L’épidémie d’Ebola qui sévit en République démocratique du Congo (RDC) atteint une ampleur inédite, comme le rapporte France 24. Le directeur général de l’Organisation mondiale de la santé (OMS), en visite sur place mercredi 6 août 2026, a appelé à une intensification immédiate de la riposte et à une meilleure protection des personnels soignants en première ligne. Avec près de 4 000 cas déclarés, cette flambée dépasse largement les précédentes en termes de contagion et de durée.

Ce qu'il faut retenir

  • Près de 4 000 cas d’Ebola enregistrés en RDC, une ampleur inédite pour cette épidémie
  • L’OMS alerte sur la nécessité d’intensifier la riposte contre la propagation
  • Le directeur général de l’OMS a appelé à protéger les personnels soignants en première ligne
  • La visite de l’OMS intervient alors que la crise sanitaire s’aggrave
  • La propagation d’Ebola reste un défi majeur pour les autorités sanitaires locales

Une épidémie hors norme dans l’histoire récente

Cette épidémie d’Ebola en RDC marque un tournant dans la gestion des crises sanitaires sur le continent africain. Les chiffres, transmis par les autorités congolaises et l’OMS, confirment une accélération de la transmission, avec des foyers actifs dans plusieurs provinces. Les conditions logistiques et sécuritaires sur place rendent la réponse encore plus complexe, d’autant que les équipes médicales sont parfois prises pour cible.

Selon les données officielles, le nombre de cas confirmés, probables ou suspects dépasse désormais 3 900 unités, un bilan qui place cette épidémie parmi les plus graves jamais enregistrées en Afrique centrale. La souche du virus, identifiée comme étant la souche Zaire, est l’une des plus virulentes, avec un taux de létalité pouvant atteindre 70 % en l’absence de traitement rapide.

L’OMS exige une mobilisation urgente des moyens

Face à l’ampleur de la crise, le directeur général de l’OMS a multiplié les appels à la mobilisation internationale. Dans un message publié sur la plateforme X, il a souligné que «

la situation exige une riposte immédiate, coordonnée et sans faille. Protéger ceux qui nous protègent est une priorité absolue.
» Ces propos reflètent l’urgence d’agir, alors que les ressources locales et les équipes médicales sont sous une pression extrême.

Les partenaires internationaux, dont l’Union européenne et les États-Unis, ont déjà annoncé des contributions financières supplémentaires pour soutenir les opérations de terrain. Pourtant, les besoins restent colossaux : vaccins, traitements, équipements de protection individuelle et renforcement des systèmes de surveillance sanitaire font partie des priorités identifiées par l’OMS.

Un contexte sanitaire et sécuritaire particulièrement tendu

La RDC n’est pas épargnée par les défis structurels, qui aggravent la propagation d’Ebola. Les conflits armés dans l’est du pays, notamment dans les provinces du Nord-Kivu et de l’Ituri, perturbent régulièrement les campagnes de vaccination et les interventions des équipes médicales. Les déplacements de populations fuyant les violences favorisent également la dissémination du virus.

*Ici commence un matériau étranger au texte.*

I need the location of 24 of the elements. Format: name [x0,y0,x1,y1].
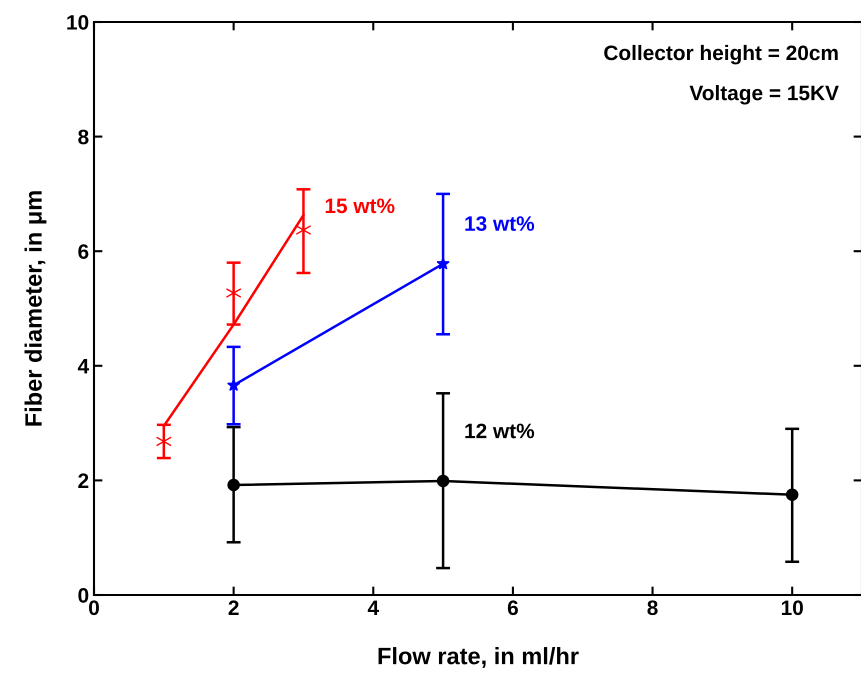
series-label: 13 wt% [465,216,534,231]
text: 12 wt% [465,424,534,438]
series-label: 15 wt% [326,198,394,214]
point [226,378,240,392]
annotation: Collector height = 20cm [604,44,838,64]
y-tick-label: 10 [67,15,88,30]
point [436,256,450,270]
x-tick-label: 10 [782,600,803,616]
y-tick-label: 2 [78,473,88,488]
annotation: Voltage = 15KV [690,85,839,105]
y-axis-title: Fiber diameter, in μm [24,191,46,426]
x-tick-label: 4 [368,600,379,615]
point [786,488,798,501]
point [227,478,240,492]
x-tick-label: 2 [228,600,239,615]
x-tick-label: 0 [89,600,99,616]
y-tick-label: 4 [78,359,90,374]
x-tick-label: 6 [508,600,518,616]
point [436,474,450,488]
x-tick-label: 8 [647,600,658,616]
x-axis-title: Flow rate, in ml/hr [378,647,579,668]
y-tick-label: 0 [78,588,88,603]
y-tick-label: 6 [78,244,88,259]
y-tick-label: 8 [78,130,88,144]
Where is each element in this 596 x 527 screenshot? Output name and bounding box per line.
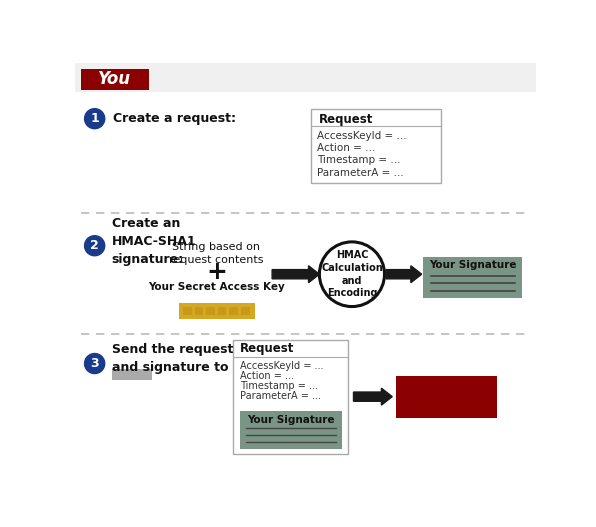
Bar [218,307,226,315]
Text: Send the request
and signature to: Send the request and signature to [111,344,233,374]
Text: 3: 3 [91,357,99,370]
FancyArrow shape [272,266,319,282]
Text: Create an
HMAC-SHA1
signature:: Create an HMAC-SHA1 signature: [111,217,196,266]
Bar [241,307,250,315]
Text: Request: Request [240,343,295,355]
Bar [179,304,255,319]
Text: ParameterA = ...: ParameterA = ... [317,168,404,178]
Text: HMAC
Calculation
and
Encoding: HMAC Calculation and Encoding [321,250,383,298]
FancyArrow shape [353,388,392,405]
Bar [234,340,348,454]
Text: Your Signature: Your Signature [429,260,517,270]
Bar [423,257,523,298]
Bar [229,307,238,315]
Text: You: You [98,71,131,89]
Bar [74,63,536,92]
Text: Request: Request [319,113,373,126]
Bar [80,69,149,90]
Text: Action = ...: Action = ... [240,371,294,381]
Bar [311,110,441,182]
Circle shape [85,236,105,256]
Text: AccessKeyId = ...: AccessKeyId = ... [240,361,323,371]
Circle shape [85,109,105,129]
Bar [396,376,497,418]
Text: Your Signature: Your Signature [247,415,334,425]
Text: Create a request:: Create a request: [113,112,236,125]
Text: 1: 1 [90,112,99,125]
Bar [183,307,191,315]
Text: +: + [206,260,226,284]
FancyArrow shape [386,266,422,282]
Text: Timestamp = ...: Timestamp = ... [240,381,318,391]
Bar [240,411,342,449]
Text: Your Secret Access Key: Your Secret Access Key [148,282,285,292]
Bar [111,369,152,380]
Circle shape [319,242,384,307]
Bar [206,307,215,315]
Circle shape [85,354,105,374]
Text: Timestamp = ...: Timestamp = ... [317,155,401,165]
Text: AccessKeyId = ...: AccessKeyId = ... [317,131,406,141]
Text: ParameterA = ...: ParameterA = ... [240,391,321,401]
Text: String based on
request contents: String based on request contents [169,242,263,265]
Text: 2: 2 [90,239,99,252]
Bar [195,307,203,315]
Text: Action = ...: Action = ... [317,143,375,153]
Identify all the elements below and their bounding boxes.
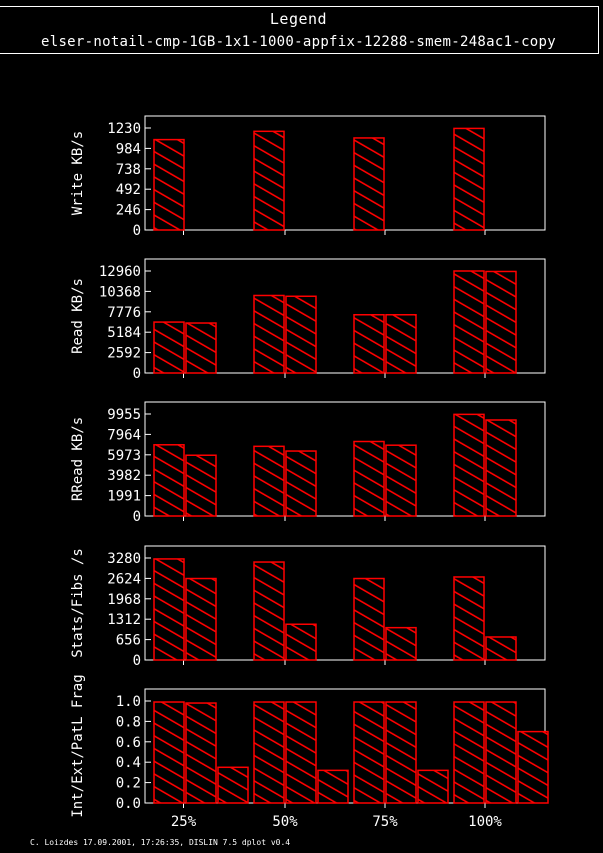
y-tick-label: 7964 (107, 427, 141, 443)
y-tick-label: 492 (116, 182, 141, 198)
y-axis-label: Int/Ext/PatL Frag (70, 674, 86, 817)
bar-s2-50pct (285, 450, 317, 517)
bar-s2-100pct (485, 419, 517, 517)
bar-s1-100pct (453, 576, 485, 661)
legend-title: Legend (269, 10, 328, 28)
bar-s1-50pct (253, 561, 285, 661)
footer-credit: C. Loizdes 17.09.2001, 17:26:35, DISLIN … (30, 838, 291, 847)
y-tick-label: 0 (133, 366, 141, 382)
y-tick-label: 1.0 (116, 694, 141, 710)
bar-s2-100pct (485, 270, 517, 374)
chart-panel-2: 0 2592 5184 7776 10368 12960 Read KB/s (70, 258, 546, 382)
chart-panel-4: 0 656 1312 1968 2624 3280 Stats/Fibs /s (70, 545, 546, 669)
plot-frame (144, 545, 546, 661)
bar-s1-50pct (253, 130, 285, 231)
bar-s1-50pct (253, 294, 285, 374)
y-tick-label: 0.4 (116, 755, 141, 771)
bar-s2-25pct (185, 454, 217, 517)
bar-s1-75pct (353, 137, 385, 231)
bar-s2-75pct (385, 626, 417, 661)
y-tick-label: 1230 (107, 121, 141, 137)
legend-box: Legend elser-notail-cmp-1GB-1x1-1000-app… (0, 6, 599, 54)
bar-s3-25pct (217, 766, 249, 804)
y-tick-label: 1968 (107, 592, 141, 608)
y-axis-label: Read KB/s (70, 278, 86, 354)
bar-s1-50pct (253, 701, 285, 804)
y-tick-label: 1991 (107, 489, 141, 505)
y-tick-label: 738 (116, 162, 141, 178)
y-tick-label: 5973 (107, 448, 141, 464)
y-axis-label: Stats/Fibs /s (70, 548, 86, 658)
y-axis-label: Write KB/s (70, 131, 86, 215)
bar-s3-75pct (417, 769, 449, 804)
chart-panel-1: 0 246 492 738 984 1230 Write KB/s (70, 115, 546, 239)
y-axis-label: RRead KB/s (70, 417, 86, 501)
bar-s1-75pct (353, 440, 385, 517)
y-tick-label: 984 (116, 141, 141, 157)
y-tick-label: 0.6 (116, 735, 141, 751)
legend-entry: elser-notail-cmp-1GB-1x1-1000-appfix-122… (41, 34, 556, 50)
y-tick-label: 0 (133, 509, 141, 525)
bar-s2-100pct (485, 701, 517, 804)
bar-s1-100pct (453, 413, 485, 517)
y-tick-label: 656 (116, 633, 141, 649)
bar-s2-25pct (185, 702, 217, 804)
bar-s2-50pct (285, 623, 317, 661)
bar-s2-25pct (185, 322, 217, 374)
plot-frame (144, 258, 546, 374)
bar-s2-100pct (485, 636, 517, 661)
bar-s2-50pct (285, 701, 317, 804)
y-tick-label: 0 (133, 653, 141, 669)
bar-s1-100pct (453, 127, 485, 231)
bar-s1-25pct (153, 558, 185, 661)
bar-s1-75pct (353, 701, 385, 804)
bar-s1-50pct (253, 445, 285, 517)
y-tick-label: 0.0 (116, 796, 141, 812)
bar-s1-100pct (453, 270, 485, 374)
x-tick-label: 75% (372, 814, 398, 830)
bar-s1-25pct (153, 444, 185, 517)
x-tick-label: 25% (171, 814, 197, 830)
y-tick-label: 5184 (107, 325, 141, 341)
bar-s2-75pct (385, 444, 417, 517)
bar-s3-50pct (317, 769, 349, 804)
chart-panel-5: 0.0 0.2 0.4 0.6 0.8 1.0 Int/Ext/PatL Frag 25% 50… (70, 674, 549, 830)
bar-s3-100pct (517, 730, 549, 804)
y-tick-label: 0.2 (116, 776, 141, 792)
y-tick-label: 3280 (107, 551, 141, 567)
y-tick-label: 12960 (99, 264, 141, 280)
y-tick-label: 9955 (107, 407, 141, 423)
bar-s1-75pct (353, 577, 385, 661)
y-tick-label: 246 (116, 203, 141, 219)
y-tick-label: 10368 (99, 284, 141, 300)
chart-panel-3: 0 1991 3982 5973 7964 9955 RRead KB/s (70, 401, 546, 525)
y-tick-label: 2592 (107, 346, 141, 362)
y-tick-label: 1312 (107, 612, 141, 628)
bar-s1-100pct (453, 701, 485, 804)
plot-frame (144, 401, 546, 517)
plot-frame (144, 115, 546, 231)
bar-s2-25pct (185, 577, 217, 661)
bar-s2-50pct (285, 295, 317, 374)
x-tick-label: 100% (468, 814, 502, 830)
y-tick-label: 0.8 (116, 714, 141, 730)
bar-s1-25pct (153, 701, 185, 804)
y-tick-label: 7776 (107, 305, 141, 321)
bar-s1-25pct (153, 138, 185, 231)
bar-s2-75pct (385, 314, 417, 374)
y-tick-label: 2624 (107, 571, 141, 587)
x-tick-label: 50% (272, 814, 298, 830)
y-tick-label: 0 (133, 223, 141, 239)
y-tick-label: 3982 (107, 468, 141, 484)
bar-s1-25pct (153, 321, 185, 374)
bar-s1-75pct (353, 314, 385, 374)
bar-s2-75pct (385, 701, 417, 804)
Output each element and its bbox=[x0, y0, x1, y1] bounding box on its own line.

Par ailleurs, la méfiance d’une partie de la population envers les mesures sanitaires — vaccins, enterrements sécurisés ou isolements — complique le travail des autorités. Des campagnes de sensibilisation ont été lancées, mais leur efficacité reste limitée dans certaines zones reculées ou contrôlées par des groupes armés.

Et maintenant ?

La semaine prochaine, une réunion d’urgence du comité de gestion des épidémies de l’OMS est prévue à Genève. Cette instance devrait statuer sur le déploiement de renforts supplémentaires et sur l’activation éventuelle de mécanismes de solidarité internationale. Pour l’heure, les autorités congolaises maintiennent l’état d’urgence sanitaire dans les zones les plus touchées, tandis que les partenaires sur le terrain tentent d’éviter une généralisation de l’épidémie.

La fin de cette épidémie dépendra largement de la capacité à inverser la tendance dans les prochaines semaines. Reste à savoir si les engagements internationaux se traduiront par des actions concrètes, ou si les contraintes logistiques et politiques freineront une réponse à la hauteur des enjeux.

Cette épidémie est la plus grave jamais enregistrée en Afrique centrale en termes de nombre de cas et de durée. Avec près de 4 000 cas, elle dépasse largement les flambées précédentes, notamment celle de 2018-2020, qui avait déjà fait plus de 2 200 morts. La souche Zaire du virus, l’une des plus mortelles, ainsi que les défis logistiques et sécuritaires sur place, expliquent cette ampleur exceptionnelle.